George Osborne, the chancellor, accused Farage of “making it up as he goes along” after the Ukip leader ditched the 50,000 cap live on BBC Radio 4’s Today programme.
However, the Conservatives are themselves still struggling on immigration, having acknowledged their own target of less than 100,000 has been missed by so much. Osborne confirmed that reducing immigration to tens of thousands was still the party’s ambition going into the election.
Farage will be hoping to keep the issue of immigration in the headlines, given that a new ComRes/ITV poll showed that Ukip is more trusted on the subject than other parties. However, the party’s confusion over its policy will do little to improve its score for competence, with the same poll suggesting that 47% of people say it is not a credible party – up 11 points since last year.
The party’s immigration policy has chopped and changed substantially since the last election. Ukip previously said it wanted a five-year moratorium on all immigration, but then instead started talking about having an Australian point-style system that allows people in on the basis of their skills.
The final proposals due to be put forward by Farage on Wednesday morning appear to be a mixture of the two. He advocates a moratorium on unskilled worker visas for five years and a points-based system allowing in highly skilled workers with visas valid for up to five years. New arrivals would have to have private health insurance and not be allowed to claim any benefits for that period.
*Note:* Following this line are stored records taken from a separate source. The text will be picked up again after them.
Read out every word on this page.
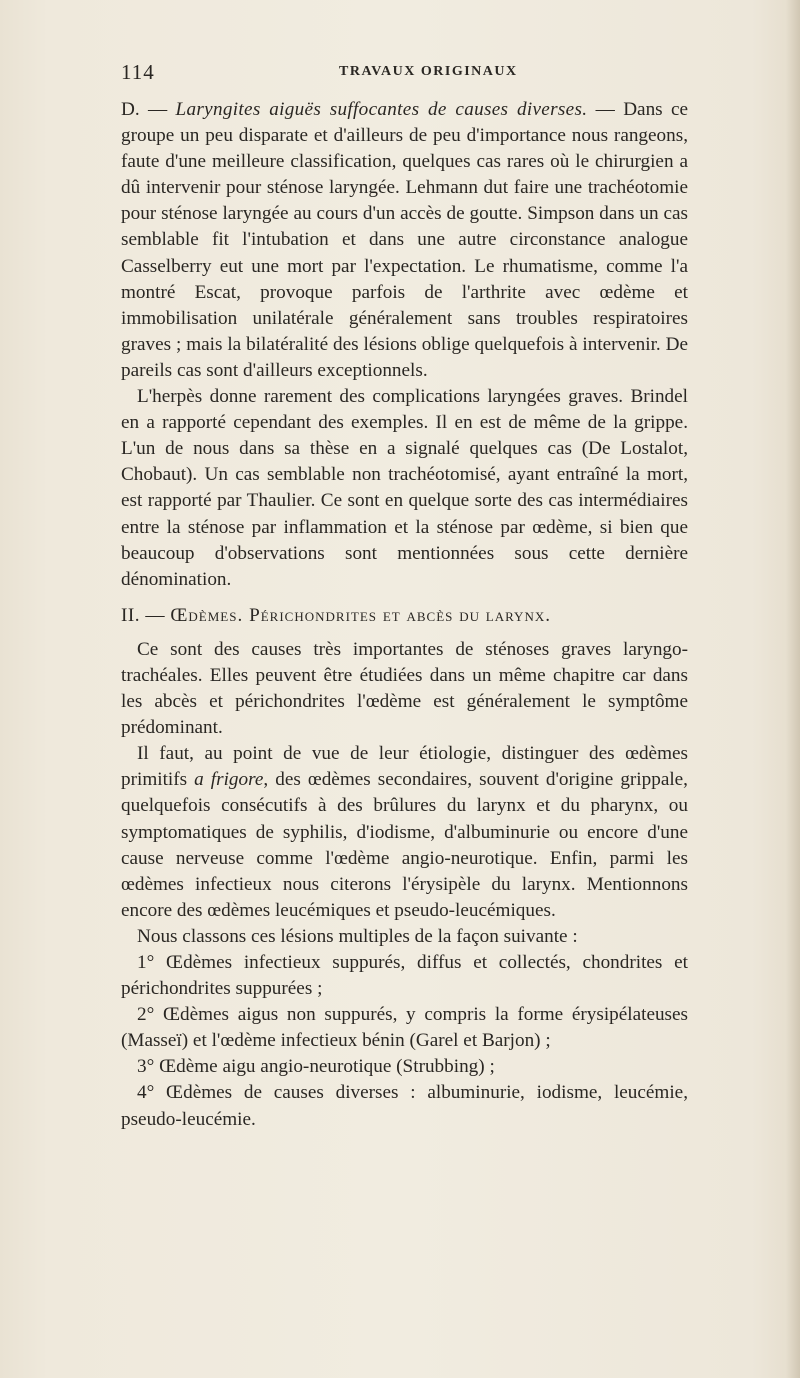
114	TRAVAUX ORIGINAUX

D. — Laryngites aiguës suffocantes de causes diverses. — Dans ce groupe un peu disparate et d'ailleurs de peu d'importance nous rangeons, faute d'une meilleure classification, quelques cas rares où le chirurgien a dû intervenir pour sténose laryngée. Lehmann dut faire une trachéotomie pour sténose laryngée au cours d'un accès de goutte. Simpson dans un cas semblable fit l'intubation et dans une autre circonstance analogue Casselberry eut une mort par l'expectation. Le rhumatisme, comme l'a montré Escat, provoque parfois de l'arthrite avec œdème et immobilisation unilatérale généralement sans troubles respiratoires graves ; mais la bilatéralité des lésions oblige quelquefois à intervenir. De pareils cas sont d'ailleurs exceptionnels.

L'herpès donne rarement des complications laryngées graves. Brindel en a rapporté cependant des exemples. Il en est de même de la grippe. L'un de nous dans sa thèse en a signalé quelques cas (De Lostalot, Chobaut). Un cas semblable non trachéotomisé, ayant entraîné la mort, est rapporté par Thaulier. Ce sont en quelque sorte des cas intermédiaires entre la sténose par inflammation et la sténose par œdème, si bien que beaucoup d'observations sont mentionnées sous cette dernière dénomination.

II. — Œdèmes. Périchondrites et abcès du larynx.

Ce sont des causes très importantes de sténoses graves laryngo-trachéales. Elles peuvent être étudiées dans un même chapitre car dans les abcès et périchondrites l'œdème est généralement le symptôme prédominant.

Il faut, au point de vue de leur étiologie, distinguer des œdèmes primitifs a frigore, des œdèmes secondaires, souvent d'origine grippale, quelquefois consécutifs à des brûlures du larynx et du pharynx, ou symptomatiques de syphilis, d'iodisme, d'albuminurie ou encore d'une cause nerveuse comme l'œdème angio-neurotique. Enfin, parmi les œdèmes infectieux nous citerons l'érysipèle du larynx. Mentionnons encore des œdèmes leucémiques et pseudo-leucémiques.

Nous classons ces lésions multiples de la façon suivante :

1° Œdèmes infectieux suppurés, diffus et collectés, chondrites et périchondrites suppurées ;

2° Œdèmes aigus non suppurés, y compris la forme érysipélateuses (Masseï) et l'œdème infectieux bénin (Garel et Barjon) ;

3° Œdème aigu angio-neurotique (Strubbing) ;

4° Œdèmes de causes diverses : albuminurie, iodisme, leucémie, pseudo-leucémie.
After that, those who qualify for highly skilled worker visas would be permitted to apply for permanent leave to remain “provided they have obeyed the law”.
On Tuesday night, Farage said the current system was “unsustainable, unfair and unethical”, given that it gave preference to EU migrants over those from outside Europe. “The British public has acknowledged that they can’t trust the other parties to be serious on immigration,” he said. “Despite Mr Cameron’s pledge, net migration is now up to 300,000 people per year.
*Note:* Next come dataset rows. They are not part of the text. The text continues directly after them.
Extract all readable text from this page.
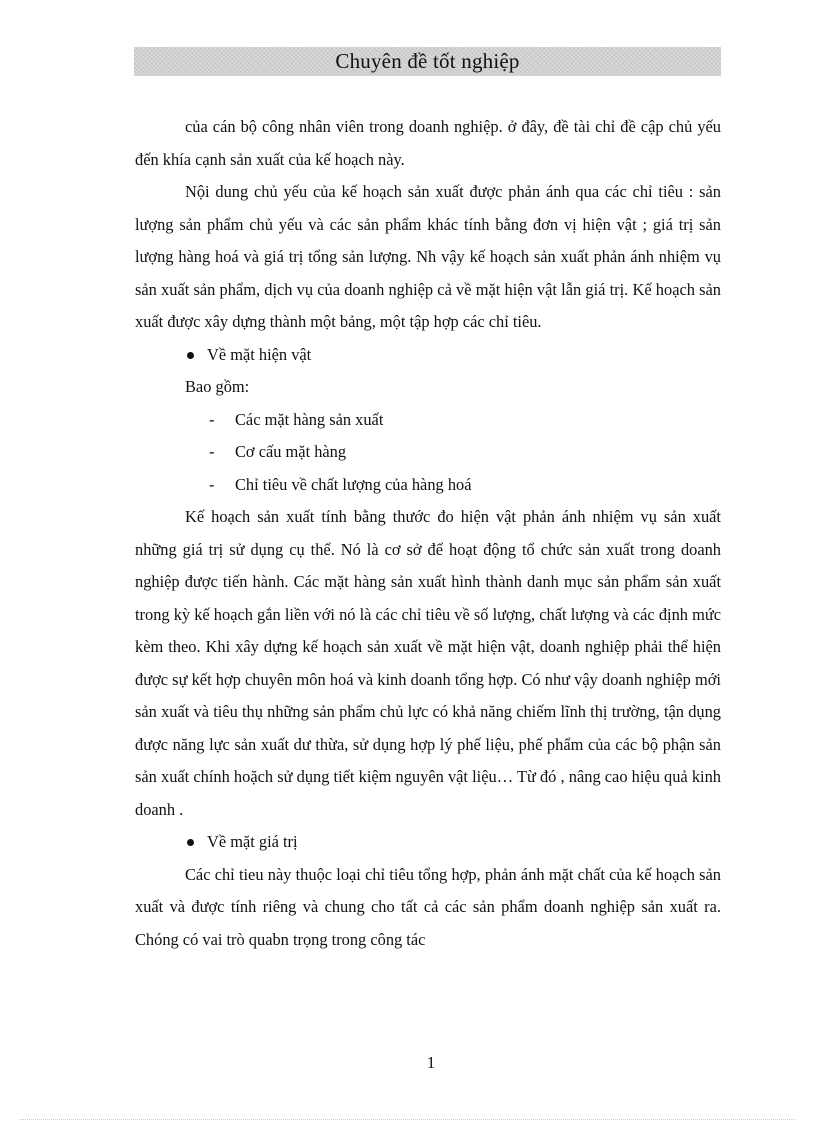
Chuyên đề tốt nghiệp

của cán bộ công nhân viên trong doanh nghiệp. ở đây, đề tài chỉ đề cập chủ yếu đến khía cạnh sản xuất của kế hoạch này.

Nội dung chủ yếu của kế hoạch sản xuất được phản ánh qua các chỉ tiêu : sản lượng sản phẩm chủ yếu và các sản phẩm khác tính bằng đơn vị hiện vật ; giá trị sản lượng hàng hoá và giá trị tổng sản lượng. Nh vậy kế hoạch sản xuất phản ánh nhiệm vụ sản xuất sản phẩm, dịch vụ của doanh nghiệp cả về mặt hiện vật lẫn giá trị. Kế hoạch sản xuất được xây dựng thành một bảng, một tập hợp các chỉ tiêu.

Về mặt hiện vật

Bao gồm:

- Các mặt hàng sản xuất

- Cơ cấu mặt hàng

- Chỉ tiêu về chất lượng của hàng hoá

Kế hoạch sản xuất tính bằng thước đo hiện vật phản ánh nhiệm vụ sản xuất những giá trị sử dụng cụ thể. Nó là cơ sở để hoạt động tổ chức sản xuất trong doanh nghiệp được tiến hành. Các mặt hàng sản xuất hình thành danh mục sản phẩm sản xuất trong kỳ kế hoạch gắn liền với nó là các chỉ tiêu về số lượng, chất lượng và các định mức kèm theo. Khi xây dựng kế hoạch sản xuất về mặt hiện vật, doanh nghiệp phải thể hiện được sự kết hợp chuyên môn hoá và kinh doanh tổng hợp. Có như vậy doanh nghiệp mới sản xuất và tiêu thụ những sản phẩm chủ lực có khả năng chiếm lĩnh thị trường, tận dụng được năng lực sản xuất dư thừa, sử dụng hợp lý phế liệu, phế phẩm của các bộ phận sản sản xuất chính hoặch sử dụng tiết kiệm nguyên vật liệu… Từ đó , nâng cao hiệu quả kinh doanh .

Về mặt giá trị

Các chỉ tieu này thuộc loại chỉ tiêu tổng hợp, phản ánh mặt chất của kế hoạch sản xuất và được tính riêng và chung cho tất cả các sản phẩm doanh nghiệp sản xuất ra. Chóng có vai trò quabn trọng trong công tác

1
“That’s why Ukip has developed a policy focused around an Australian-style points-based system, led by a newly formed Migration Control Commission, tasked with bringing numbers down, and focusing on highly skilled migrants and our Commonwealth friends – as opposed to the low-skilled, eastern European migration that the Tories and Labour have expanded.”
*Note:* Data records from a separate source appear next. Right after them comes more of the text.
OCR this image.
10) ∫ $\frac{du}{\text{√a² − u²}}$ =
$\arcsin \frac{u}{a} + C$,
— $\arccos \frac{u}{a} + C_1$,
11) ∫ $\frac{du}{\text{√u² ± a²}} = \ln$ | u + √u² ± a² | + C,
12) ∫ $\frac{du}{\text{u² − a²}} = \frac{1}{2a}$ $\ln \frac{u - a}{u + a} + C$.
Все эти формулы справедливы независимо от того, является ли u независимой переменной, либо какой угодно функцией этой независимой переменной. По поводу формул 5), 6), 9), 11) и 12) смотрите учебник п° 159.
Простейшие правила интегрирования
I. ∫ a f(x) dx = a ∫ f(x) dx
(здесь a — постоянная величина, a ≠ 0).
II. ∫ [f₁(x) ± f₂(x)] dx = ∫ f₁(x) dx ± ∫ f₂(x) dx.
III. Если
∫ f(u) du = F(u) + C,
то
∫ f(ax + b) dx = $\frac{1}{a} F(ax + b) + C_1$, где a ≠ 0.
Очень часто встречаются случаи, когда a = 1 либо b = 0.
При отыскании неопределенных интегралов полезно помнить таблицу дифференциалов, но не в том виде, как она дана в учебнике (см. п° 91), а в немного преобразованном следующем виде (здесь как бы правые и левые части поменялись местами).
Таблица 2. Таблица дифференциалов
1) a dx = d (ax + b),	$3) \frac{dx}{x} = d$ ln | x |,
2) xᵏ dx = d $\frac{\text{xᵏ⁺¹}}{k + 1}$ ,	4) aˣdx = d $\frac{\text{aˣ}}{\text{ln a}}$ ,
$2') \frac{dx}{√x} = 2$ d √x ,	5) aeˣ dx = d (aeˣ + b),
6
Despite Ukip’s dislike of new quangos, the party would set up a commission with a remit to bring down net immigration; the moratorium on unskilled workers would be reviewed annually.
The party would also increase border staff by 2,500 and rule out any amnesty on illegal immigration.
Although Ukip has ruled out joining any coalition and is likely to get only a handful of seats, the other parties will be carefully watching its immigration policy because of the potential impact of Farage’s party in key marginals.
The Conservatives argue that a vote for Farage could help let in Ed Miliband, while Labour is trying to cast the party as “more Tory than the Tories”.
Farage himself has declined to predict how many seats Ukip would win, apart from saying it will be more than people think. However, he has forecast that his party will take second place across much of England, where the Conservatives are weak in the north and Labour absent in the south.
Ukip will be hoping to regain some momentum with its immigration policy announcement after polls suggested the party might have lost ground to the mainstream parties in recent weeks.